Gold jewellery has not lost its sheen, but it may be going out of reach for average Indians as high prices of the yellow metal push people to spend less on new pieces and stick to essentials. While sales volumes, or the amount of gold sold, are dropping, sales value driven by pricing is growing. Data shows that volumes for gold jewellery retailers dipped 8% in FY26 and could decline another 13-15% this fiscal year to 620-640 tonnes, hitting a decade low (excluding Covid-impacted 2021) due to steep prices and import duty hike, ratings agency Crisil said in a report on Friday.
The data is based on an analysis of 70 gold jewellery retailers which account for a third of the organized sector's revenues. A hike in import duty directly translates into higher retail prices as most of India's local gold consumption is met through imports. Earlier this month, the government raised the import duty on the metal to 15% from 6% to curb non-essential purchases and arrest foreign exchange outflows.
"Despite the expected decline in volume, the sector is poised to achieve a robust revenue growth of 20-25% on-year, driven by higher realizations," analysts at Crisil said. At the current price of Rs 1,60,000 per 10 grams, realizations will be 35-40% higher on-year this fiscal. Realization is the average revenue made per unit, and consumers are now paying more for the amount of gold they are buying.
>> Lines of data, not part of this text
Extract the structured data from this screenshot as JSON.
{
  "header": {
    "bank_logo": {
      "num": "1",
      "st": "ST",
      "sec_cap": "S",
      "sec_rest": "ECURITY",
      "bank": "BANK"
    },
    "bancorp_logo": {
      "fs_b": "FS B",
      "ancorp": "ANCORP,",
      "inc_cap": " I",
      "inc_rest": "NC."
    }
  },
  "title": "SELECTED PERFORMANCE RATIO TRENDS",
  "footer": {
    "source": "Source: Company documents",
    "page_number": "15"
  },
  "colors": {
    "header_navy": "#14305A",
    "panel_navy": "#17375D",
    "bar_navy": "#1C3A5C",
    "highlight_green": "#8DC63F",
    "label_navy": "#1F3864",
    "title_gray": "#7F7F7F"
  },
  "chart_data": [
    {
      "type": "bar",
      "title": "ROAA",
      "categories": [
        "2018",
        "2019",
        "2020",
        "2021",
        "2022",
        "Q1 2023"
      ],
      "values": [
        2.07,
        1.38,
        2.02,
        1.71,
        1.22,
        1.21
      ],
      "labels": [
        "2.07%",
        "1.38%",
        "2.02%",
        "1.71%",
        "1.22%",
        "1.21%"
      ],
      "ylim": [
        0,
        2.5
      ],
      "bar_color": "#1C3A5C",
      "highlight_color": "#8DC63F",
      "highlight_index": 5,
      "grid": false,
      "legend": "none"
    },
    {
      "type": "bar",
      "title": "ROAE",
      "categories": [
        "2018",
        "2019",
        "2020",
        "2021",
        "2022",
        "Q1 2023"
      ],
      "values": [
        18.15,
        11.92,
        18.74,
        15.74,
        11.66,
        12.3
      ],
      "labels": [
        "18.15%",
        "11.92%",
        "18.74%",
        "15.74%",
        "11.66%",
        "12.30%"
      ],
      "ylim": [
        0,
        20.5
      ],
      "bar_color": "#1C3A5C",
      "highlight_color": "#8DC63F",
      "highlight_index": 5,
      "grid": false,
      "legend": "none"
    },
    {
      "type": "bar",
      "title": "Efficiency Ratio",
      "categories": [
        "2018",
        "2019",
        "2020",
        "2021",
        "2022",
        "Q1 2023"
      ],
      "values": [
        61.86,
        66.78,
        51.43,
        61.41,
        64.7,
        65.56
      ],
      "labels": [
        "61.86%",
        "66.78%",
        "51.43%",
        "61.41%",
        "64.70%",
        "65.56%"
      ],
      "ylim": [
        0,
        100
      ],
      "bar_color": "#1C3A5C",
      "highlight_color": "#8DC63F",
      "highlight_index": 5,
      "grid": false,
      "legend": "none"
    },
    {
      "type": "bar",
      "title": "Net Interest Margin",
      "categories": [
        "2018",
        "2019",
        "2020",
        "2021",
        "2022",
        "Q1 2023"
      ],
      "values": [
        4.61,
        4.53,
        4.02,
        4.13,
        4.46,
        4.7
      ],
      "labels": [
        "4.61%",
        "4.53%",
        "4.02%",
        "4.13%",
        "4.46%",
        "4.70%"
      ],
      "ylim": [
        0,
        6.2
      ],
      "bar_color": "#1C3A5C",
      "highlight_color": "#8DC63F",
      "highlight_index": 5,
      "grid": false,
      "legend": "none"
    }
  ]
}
Jewelers expect the duty hike to dampen near-term demand, keeping entry-level consumers away from the market for some time. For Titan, the jewelry business covering three brands including Tanishq grew 48% year-on-year to Rs 16,047 crore, delivering one of its best quarters post-Covid. However, exchange-driven purchases—swapping old gold for new—were "instrumental" in driving higher value consumer purchases and saw double-digit growth in the March quarter, the company said in its Q4 earnings presentation.